Following Takeover of a Block of apartments, the Supervisor has changed the process for administering Defects and we have not been instructed the change by the PM. (The Defects Date is 12 months from Completion).
The Supervisor is now passing a spreadsheet of Defects from the Employers FM team to us by email.
The Defects raised to us by the Supervisor are not being checked by the Supervisor, which means the majority are not Defects as defined by the Contract.
The timescale to correct a Defect has been reduced from 4 weeks to 5 days.
The communication of the Defect Notices has changed from individual notices to multiple defects listed on a spreadsheet. (This make administration to our sub contractors more onerous).
The communications from the Supervisor are now by email, but previously we received a PMI which instructs us to only use the NEC templates on the EDMS.
The PM has provided a single blanket communication stating that the Employer provides access to correct the Defects and considers he has discharged cl 43.4. Since there are tenants in the apartments and access is not guaranteed we are unsure how this affects cl 45.
The PM is now sitting on cl 43.1 and requesting we correct the Defects regardless of the changes.
(It is probably worth noting that the employer is withholding a %age of our payment each month for incomplete works based on the total value of the Defect Notices).
I’m sure you will get multiple answers for this one as there are quite a few issues to consider, but here goes.
Firstly the EDMS system, assuming this is an electronic document management system used to upload contract communications, which you say was instructed by a PMI. I am not sure what your contract says but this may be a change to the conditions, unless the Works Information / Scope deals with the detail. If communications are now being submitted in a different format (email) then it may still be valid, as it is in a form that can be ‘read, copied and recorded’ although there may be an issue with the ‘place of notification’ under clause 13.2.

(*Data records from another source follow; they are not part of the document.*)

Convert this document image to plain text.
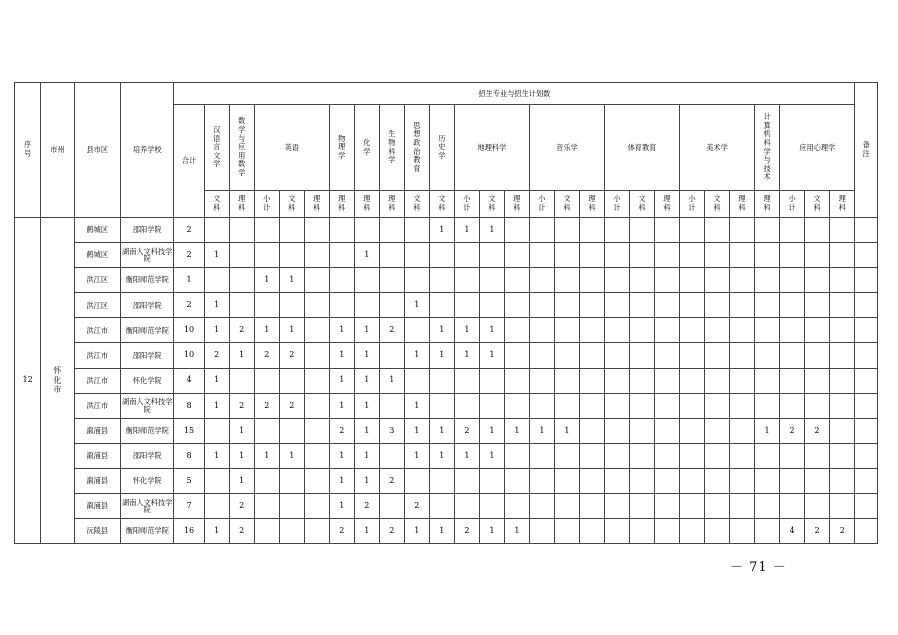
序号	市州	县市区	培养学校	招生专业与招生计划数																											备注

				合计	汉语言文学	数学与应用数学	英语			物理学	化学	生物科学	思想政治教育	历史学	地理科学			音乐学			体育教育			美术学			计算机科学与技术	应用心理学			

					文科	理科	小计	文科	理科	理科	理科	理科	文科	文科	小计	文科	理科	小计	文科	理科	小计	文科	理科	小计	文科	理科	理科	小计	文科	理科	

12	怀化市	鹤城区	邵阳学院	2										1	1	1															
		鹤城区	湖南人文科技学院	2	1						1																				
		洪江区	衡阳师范学院	1			1	1																							
		洪江区	邵阳学院	2	1								1																		
		洪江市	衡阳师范学院	10	1	2	1	1		1	1	2		1	1	1															
		洪江市	邵阳学院	10	2	1	2	2		1	1		1	1	1	1															
		洪江市	怀化学院	4	1					1	1	1																			
		洪江市	湖南人文科技学院	8	1	2	2	2		1	1		1																		
		溆浦县	衡阳师范学院	15		1				2	1	3	1	1	2	1	1	1	1								1	2	2		
		溆浦县	邵阳学院	8	1	1	1	1		1	1		1	1	1	1															
		溆浦县	怀化学院	5		1				1	1	2																			
		溆浦县	湖南人文科技学院	7		2				1	2		2																		
		沅陵县	衡阳师范学院	16	1	2				2	1	2	1	1	2	1	1											4	2	2	
－ 71 －
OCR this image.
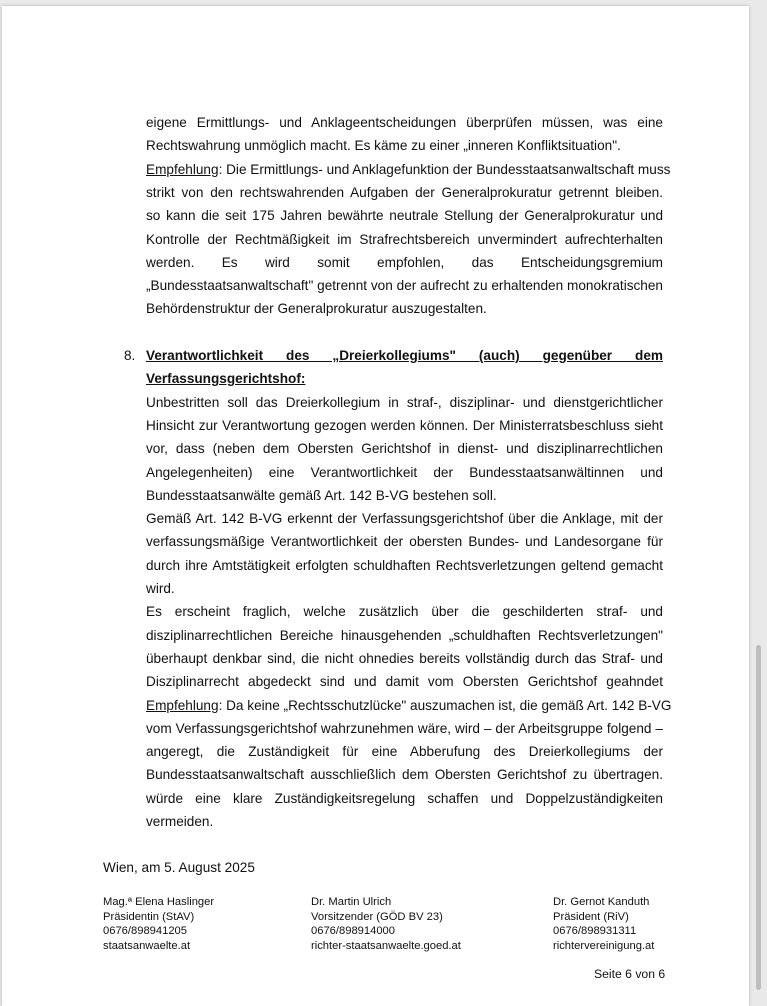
eigene Ermittlungs- und Anklageentscheidungen überprüfen müssen, was eine
Rechtswahrung unmöglich macht. Es käme zu einer „inneren Konfliktsituation".
Empfehlung: Die Ermittlungs- und Anklagefunktion der Bundesstaatsanwaltschaft muss
strikt von den rechtswahrenden Aufgaben der Generalprokuratur getrennt bleiben.
so kann die seit 175 Jahren bewährte neutrale Stellung der Generalprokuratur und
Kontrolle der Rechtmäßigkeit im Strafrechtsbereich unvermindert aufrechterhalten
werden. Es wird somit empfohlen, das Entscheidungsgremium
„Bundesstaatsanwaltschaft" getrennt von der aufrecht zu erhaltenden monokratischen
Behördenstruktur der Generalprokuratur auszugestalten.
8. Verantwortlichkeit des „Dreierkollegiums" (auch) gegenüber dem
Verfassungsgerichtshof:
Unbestritten soll das Dreierkollegium in straf-, disziplinar- und dienstgerichtlicher
Hinsicht zur Verantwortung gezogen werden können. Der Ministerratsbeschluss sieht
vor, dass (neben dem Obersten Gerichtshof in dienst- und disziplinarrechtlichen
Angelegenheiten) eine Verantwortlichkeit der Bundesstaatsanwältinnen und
Bundesstaatsanwälte gemäß Art. 142 B-VG bestehen soll.
Gemäß Art. 142 B-VG erkennt der Verfassungsgerichtshof über die Anklage, mit der
verfassungsmäßige Verantwortlichkeit der obersten Bundes- und Landesorgane für
durch ihre Amtstätigkeit erfolgten schuldhaften Rechtsverletzungen geltend gemacht
wird.
Es erscheint fraglich, welche zusätzlich über die geschilderten straf- und
disziplinarrechtlichen Bereiche hinausgehenden „schuldhaften Rechtsverletzungen"
überhaupt denkbar sind, die nicht ohnedies bereits vollständig durch das Straf- und
Disziplinarrecht abgedeckt sind und damit vom Obersten Gerichtshof geahndet
Empfehlung: Da keine „Rechtsschutzlücke" auszumachen ist, die gemäß Art. 142 B-VG
vom Verfassungsgerichtshof wahrzunehmen wäre, wird – der Arbeitsgruppe folgend –
angeregt, die Zuständigkeit für eine Abberufung des Dreierkollegiums der
Bundesstaatsanwaltschaft ausschließlich dem Obersten Gerichtshof zu übertragen.
würde eine klare Zuständigkeitsregelung schaffen und Doppelzuständigkeiten
vermeiden.
Wien, am 5. August 2025
Mag.ª Elena Haslinger
Präsidentin (StAV)
0676/898941205
staatsanwaelte.at
Dr. Martin Ulrich
Vorsitzender (GÖD BV 23)
0676/898914000
richter-staatsanwaelte.goed.at
Dr. Gernot Kanduth
Präsident (RiV)
0676/898931311
richtervereinigung.at
Seite 6 von 6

Although Defects are notified, which also means to be communicated separately, as Glenn has recently commented, this does not mean that notification of multiple issues cannot be included on a single communication, especially where they cover the same subject, that is Defects. You may wish, however, to confirm with the Supervisor the nature and content of received emails, which may make the Supervisor take a little more responsibility for their actions.
The access issue is not whether a communication states this is or isn’t the case but whether a sensible opportunity to obtain reasonable access has been provided by the Employer. This can be a disputed area, particularly where a building is occupied and you are required to liaise with the occupier to obtain the necessary access, often with ‘frustrated attempts’ to gain access. Perhaps document this as a contemporaneous record for future reference, as the provision, or not, of access by the Employer determines the assessment of cost.
The defects correction period is stated in the Contract Data and can only be amended by a supplemental agreement.
Lastly, the withholding of money by the Employer must be associated with a valid Payless Notice by the ‘prescribed period’ or you should be paid the certified amount. The Employer may not be within their rights to actually do this anyway, especially as correction of Defects after Completion is a disallowed cost under certain Main Options.